1
0
Files
Toak/README.md

3.6 KiB

Toak: High-speed Linux Dictation

Toak is a high-speed, professional-grade dictation tool for Linux. It combines state-of-the-art Speech-to-Text (Whisper via Groq) with LLM refinement (Llama/GPT) to provide a seamless, articulate, and highly configurable dictation experience.

Built with .NET 10 and compiled to Native AOT, Toak runs as a lightning-fast standalone binary with zero runtime overhead.


🚀 Key Features

  • Blazing Fast: Uses Groq's API for sub-second Whisper transcription and LLM refinement.
  • Native AOT: Compiled to a native Linux binary for instant startup and minimal footprint.
  • Intelligent Refinement: Automatically fixes grammar, punctuation, and technical terms while preserving your voice.
  • Modular Skills: Actionable "System" commands for translation, terminal execution, professional rewriting, and summarization.
  • Multiple Backends: Types directly into your active window (wtype or xdotool), copies to clipboard, or pipes to stdout.
  • Beautiful CLI: Interactive onboarding and configuration powered by Spectre.Console.

🛠 Prerequisites

  • .NET 10 SDK (for building from source)
  • ffmpeg (for audio capture processing)
  • Typing Backend: wtype (Wayland) or xdotool (X11)
  • Groq API Key: Get one at console.groq.com

📦 Installation

Toak includes a self-contained installation script that handles the native compilation and setup:

git clone https://github.com/your-repo/toak.git
cd toak
./install.sh

The script will:

  1. Publish the project as a Native AOT Release binary.
  2. Install the executable to /usr/bin/toak.
  3. Install Zsh completions to /usr/share/zsh/site-functions/.

🎮 Usage

Core Commands

  • toak toggle: The primary command. Run it to start recording; run it again to stop, transcribe, and type/copy the result.
  • toak discard: Instantly aborts the current recording without performing any transcription.
  • toak onboard: Launches the interactive configuration wizard.
  • toak latency-test: Benchmarks your network and API latency to ensure optimal performance.
  • toak show: Displays your current configuration in a clean table.
  • toak config <key> <value>: Quickly update a specific setting (e.g., toak config whisper whisper-large-v3-turbo).

Flags

  • -p, --pipe: Output the finalized text to stdout instead of typing it.
  • --copy: Copy the result to the system clipboard.
  • -v, --verbose: Enable detailed debug logging.

🤖 Skills System

Toak includes a modular skills system triggered by saying the "System" hotword at the start of your dictation.

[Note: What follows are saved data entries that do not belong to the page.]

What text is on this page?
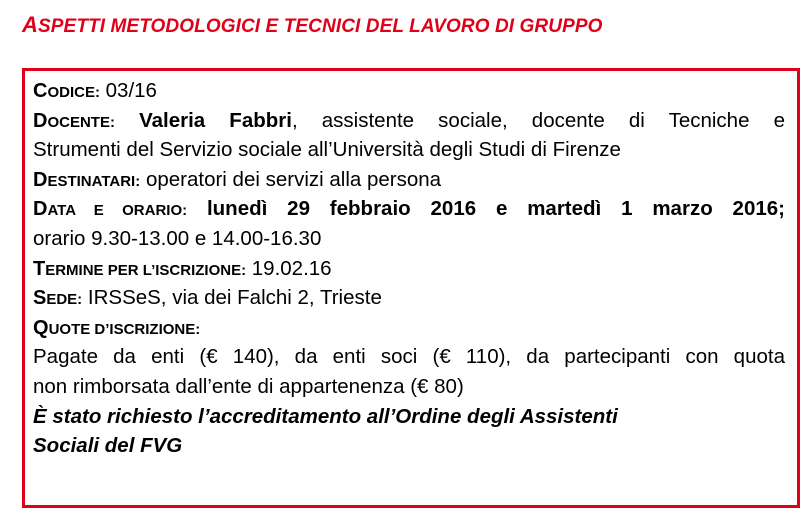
ASPETTI METODOLOGICI E TECNICI DEL LAVORO DI GRUPPO
CODICE: 03/16
DOCENTE: Valeria Fabbri, assistente sociale, docente di Tecniche e
Strumenti del Servizio sociale all’Università degli Studi di Firenze
DESTINATARI: operatori dei servizi alla persona
DATA E ORARIO: lunedì 29 febbraio 2016 e martedì 1 marzo 2016;
orario 9.30-13.00 e 14.00-16.30
TERMINE PER L’ISCRIZIONE: 19.02.16
SEDE: IRSSeS, via dei Falchi 2, Trieste
QUOTE D’ISCRIZIONE:
Pagate da enti (€ 140), da enti soci (€ 110), da partecipanti con quota
non rimborsata dall’ente di appartenenza (€ 80)
È stato richiesto l’accreditamento all’Ordine degli Assistenti
Sociali del FVG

Skill Hotwords Description
Terminal "System terminal", "System run" Executes the spoken command in your shell.
Translate "System translate to [language]" Translates your dictation into the target language.
Professional "System professional", "System formalize" Rewrites your text to be articulate and formal.
Summary "System summary", "System concise" Strips fluff and provides a direct, crisp summary.

⚙️ Configuration

Toak's behavior is defined in ToakConfig.cs and can be managed via the CLI. Key settings include:

  • WhisperModel: The STT model (default: whisper-large-v3-turbo).
  • LlmModel: The refinement model (default: openai/gpt-oss-20b).
  • TypingBackend: Choose between wtype (Wayland) or xdotool (X11).
  • ModulePunctuation: Toggle automatic grammar and punctuation fixing.
  • ModuleTechnicalSanitization: Ensures technical terms like C#, SQL, or API are formatted correctly.